Our courts have specifically held that, where a party entitled to the right of eminent domain has been sued in trespass to try title, he is not required, under the provisions of article 3269, by cross-bill to ask for condemnation proceedings in said suit. Our courts further hold that, where a defendant suffers an adverse judgment in a trespass to try title suit, he is not estopped by said judgment from thereafter bringing condemnation proceedings. In Rabb v. Le Feria Mutual Canal Co.,62 Tex. Civ. App. 24, 130 S.W. 916 (writ refused), it appears the canal company had taken possession of and begun digging a ditch and constructing its passageway over the land owned by Rabb, and he brought suit in the district court in trespass to try title and to restrain said company from operating or constructing the canal across his land. After said suit was filed, the canal company filed in the county court its petition and had the land condemned for its purposes. Rabb in the district court contended that the condemnation proceedings were void because, at the time same were instituted in the county court, his suit in trespass to try title was pending in the district court. The appellate court overruled said contention, and held specifically that, while the canal company could by cross-action have had its condemnation matters determined in the district court, it was not required so to do, and thereby be compelled to wait until that case could be heard and determined before having said property condemned, and held that the condemnation proceeding that was instituted after the district court case was filed was in all respects valid and binding.

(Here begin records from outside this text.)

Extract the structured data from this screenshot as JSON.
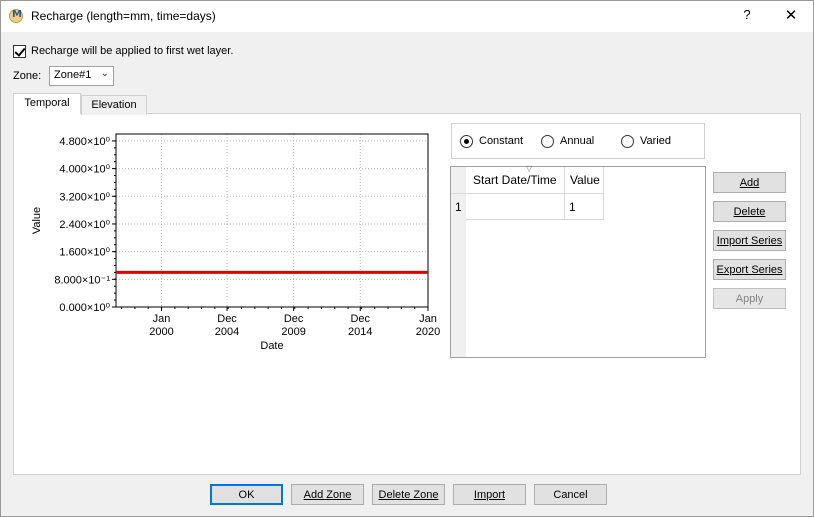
{
  "window": {
    "title": "Recharge (length=mm, time=days)",
    "help_label": "?",
    "close_label": "✕"
  },
  "options": {
    "checkbox_label": "Recharge will be applied to first wet layer.",
    "checked": true
  },
  "zone": {
    "label": "Zone:",
    "value": "Zone#1"
  },
  "tabs": [
    {
      "label": "Temporal",
      "active": true
    },
    {
      "label": "Elevation",
      "active": false
    }
  ],
  "mode": {
    "options": [
      {
        "label": "Constant",
        "selected": true
      },
      {
        "label": "Annual",
        "selected": false
      },
      {
        "label": "Varied",
        "selected": false
      }
    ]
  },
  "grid": {
    "columns": [
      "Start Date/Time",
      "Value"
    ],
    "rows": [
      {
        "index": "1",
        "start": "",
        "value": "1"
      }
    ]
  },
  "side_buttons": [
    {
      "label": "Add",
      "enabled": true
    },
    {
      "label": "Delete",
      "enabled": true
    },
    {
      "label": "Import Series",
      "enabled": true
    },
    {
      "label": "Export Series",
      "enabled": true
    },
    {
      "label": "Apply",
      "enabled": false
    }
  ],
  "bottom_buttons": [
    {
      "label": "OK",
      "default": true
    },
    {
      "label": "Add Zone",
      "default": false
    },
    {
      "label": "Delete Zone",
      "default": false
    },
    {
      "label": "Import",
      "default": false
    },
    {
      "label": "Cancel",
      "default": false
    }
  ],
  "chart_data": {
    "type": "line",
    "title": "",
    "xlabel": "Date",
    "ylabel": "Value",
    "ylim": [
      0,
      5.0
    ],
    "xlim": [
      "1996-08-01",
      "2020-01-01"
    ],
    "yticks": [
      {
        "value": 0.0,
        "label": "0.000×10⁰"
      },
      {
        "value": 0.8,
        "label": "8.000×10⁻¹"
      },
      {
        "value": 1.6,
        "label": "1.600×10⁰"
      },
      {
        "value": 2.4,
        "label": "2.400×10⁰"
      },
      {
        "value": 3.2,
        "label": "3.200×10⁰"
      },
      {
        "value": 4.0,
        "label": "4.000×10⁰"
      },
      {
        "value": 4.8,
        "label": "4.800×10⁰"
      }
    ],
    "xticks": [
      {
        "date": "2000-01-01",
        "line1": "Jan",
        "line2": "2000"
      },
      {
        "date": "2004-12-01",
        "line1": "Dec",
        "line2": "2004"
      },
      {
        "date": "2009-12-01",
        "line1": "Dec",
        "line2": "2009"
      },
      {
        "date": "2014-12-01",
        "line1": "Dec",
        "line2": "2014"
      },
      {
        "date": "2020-01-01",
        "line1": "Jan",
        "line2": "2020"
      }
    ],
    "grid": true,
    "series": [
      {
        "color": "#e00000",
        "points": [
          {
            "x": "1996-08-01",
            "y": 1.0
          },
          {
            "x": "2020-01-01",
            "y": 1.0
          }
        ]
      }
    ]
  }
}
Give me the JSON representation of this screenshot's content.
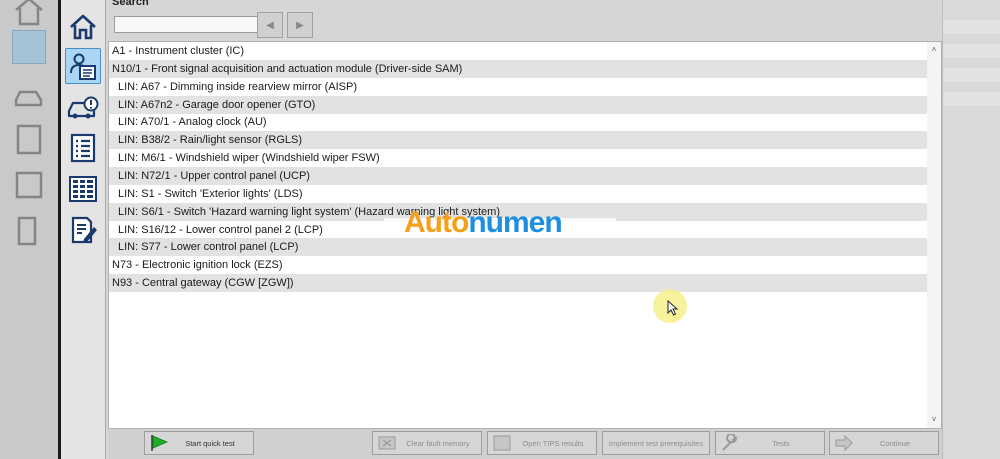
{
  "search": {
    "label": "Search",
    "value": "",
    "prev_icon": "◀",
    "next_icon": "▶"
  },
  "sidebar_icons": [
    "home-icon",
    "control-unit-list-icon",
    "vehicle-warning-icon",
    "checklist-icon",
    "grid-list-icon",
    "document-edit-icon"
  ],
  "list": {
    "rows": [
      {
        "text": "A1 - Instrument cluster (IC)",
        "level": 0
      },
      {
        "text": "N10/1 - Front signal acquisition and actuation module (Driver-side SAM)",
        "level": 0
      },
      {
        "text": "LIN: A67 - Dimming inside rearview mirror (AISP)",
        "level": 1
      },
      {
        "text": "LIN: A67n2 - Garage door opener (GTO)",
        "level": 1
      },
      {
        "text": "LIN: A70/1 - Analog clock (AU)",
        "level": 1
      },
      {
        "text": "LIN: B38/2 - Rain/light sensor (RGLS)",
        "level": 1
      },
      {
        "text": "LIN: M6/1 - Windshield wiper (Windshield wiper FSW)",
        "level": 1
      },
      {
        "text": "LIN: N72/1 - Upper control panel (UCP)",
        "level": 1
      },
      {
        "text": "LIN: S1 - Switch 'Exterior lights' (LDS)",
        "level": 1
      },
      {
        "text": "LIN: S6/1 - Switch 'Hazard warning light system' (Hazard warning light system)",
        "level": 1
      },
      {
        "text": "LIN: S16/12 - Lower control panel 2 (LCP)",
        "level": 1
      },
      {
        "text": "LIN: S77 - Lower control panel (LCP)",
        "level": 1
      },
      {
        "text": "N73 - Electronic ignition lock (EZS)",
        "level": 0
      },
      {
        "text": "N93 - Central gateway (CGW [ZGW])",
        "level": 0
      }
    ],
    "scroll_up": "˄",
    "scroll_down": "˅"
  },
  "bottom_buttons": [
    {
      "label": "Start quick test",
      "enabled": true,
      "icon": "flag-icon"
    },
    {
      "label": "Clear fault memory",
      "enabled": false,
      "icon": "clear-memory-icon"
    },
    {
      "label": "Open TIPS results",
      "enabled": false,
      "icon": "tips-icon"
    },
    {
      "label": "Implement test prerequisites",
      "enabled": false,
      "icon": ""
    },
    {
      "label": "Tests",
      "enabled": false,
      "icon": "wrench-icon"
    },
    {
      "label": "Continue",
      "enabled": false,
      "icon": "arrow-right-icon"
    }
  ],
  "watermark": {
    "part1": "Auto",
    "part2": "numen"
  },
  "colors": {
    "accent_selected": "#a9d6f5",
    "row_alt": "#e2e2e2",
    "start_flag": "#1fae2a",
    "watermark_orange": "#f6a01a",
    "watermark_blue": "#1d8fe0"
  }
}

In the case of Vance v. Southern Kansas Ry. Go., the railway company had built its line across Vance's land, and he brought a trespass to try title suit against it, and was successful in said suit, and the judgment awarding Vance said land was by the appellate courts affirmed. Southern Kansas Ry. Co. v. Vance (Tex.Civ.App.) 155 S.W. 696 (error refused), Id.,104 Tex. 90, 133 S.W. 1043. Thereafter the railway company instituted condemnation proceedings in the county court to have said property condemned, and Vance contended that, since the railway company did not in the original trespass to try title suit seek or ask for the land to be condemned, it was thereby estopped from having same condemned after said suit had been determined favorably to him. The appellate court held specifically that the railway company had not forfeited its right to bring condemnation proceedings, and held that at that late date it had a right to go into the county court and ask that the property be condemned for railway purposes. Vance v. Southern Kansas Ry. Co. (Tex.Civ.App.)173 S.W. 264.

It appears from the record in this case that the original suit was brought by appellee H. L. Webb in the district court in trespass to try title, in which he claimed the property in his individual right. The condemnation proceedings, as filed by appellant in the county court, made not only appellee and wife parties, but made J. W. Walker and wife, the tenants on said land, and R. E. Morris, as the owner of a leasehold interest, and the John Hancock Mutual Life Insurance Company, a corporation, which held a lien on said land, parties.

Under the provisions of article 3269, before a defendant can invoke the statutory *224 right to have property condemned in the district court, he is required to admit the plaintiff's title, and the district court cannot assume Jurisdiction to condemn property unless and until the defendant does file a crossaction containing said admission. The appellant is not required, under the decisions above referred to, to make said admission or to invoke the jurisdictional powers of the district court in the suit that has been filed against it in trespass to try title to land that it is using. Neither is it prohibited by the pendency of the suit in the district court from instituting proceedings in condemnation in the county court.

Appellee, for the first time, in this court contends that the proceedings in the county court under which appellant seeks to have the property condemned are irregular, in that the record shows a special county judge appointed the special commissioners to condemn said property and fix the value thereof. The facts relative to the appointment of the special county judge of Hill county are not sufficiently revealed by the record for us to determine whether or not said proceedings are in every respect regular and authorized under article 3266 of the Revised Statutes of 1925. All of these matters, however, can and must first be determined by the county court. If the proceedings are for any reason irregular, or the Judgment rendered by said court erroneous, same can be reviewed by the appellate court on a direct appeal from the final judgment entered by the county court.

The District Court was in error in granting the injunction, and same is hereby in all things dissolved.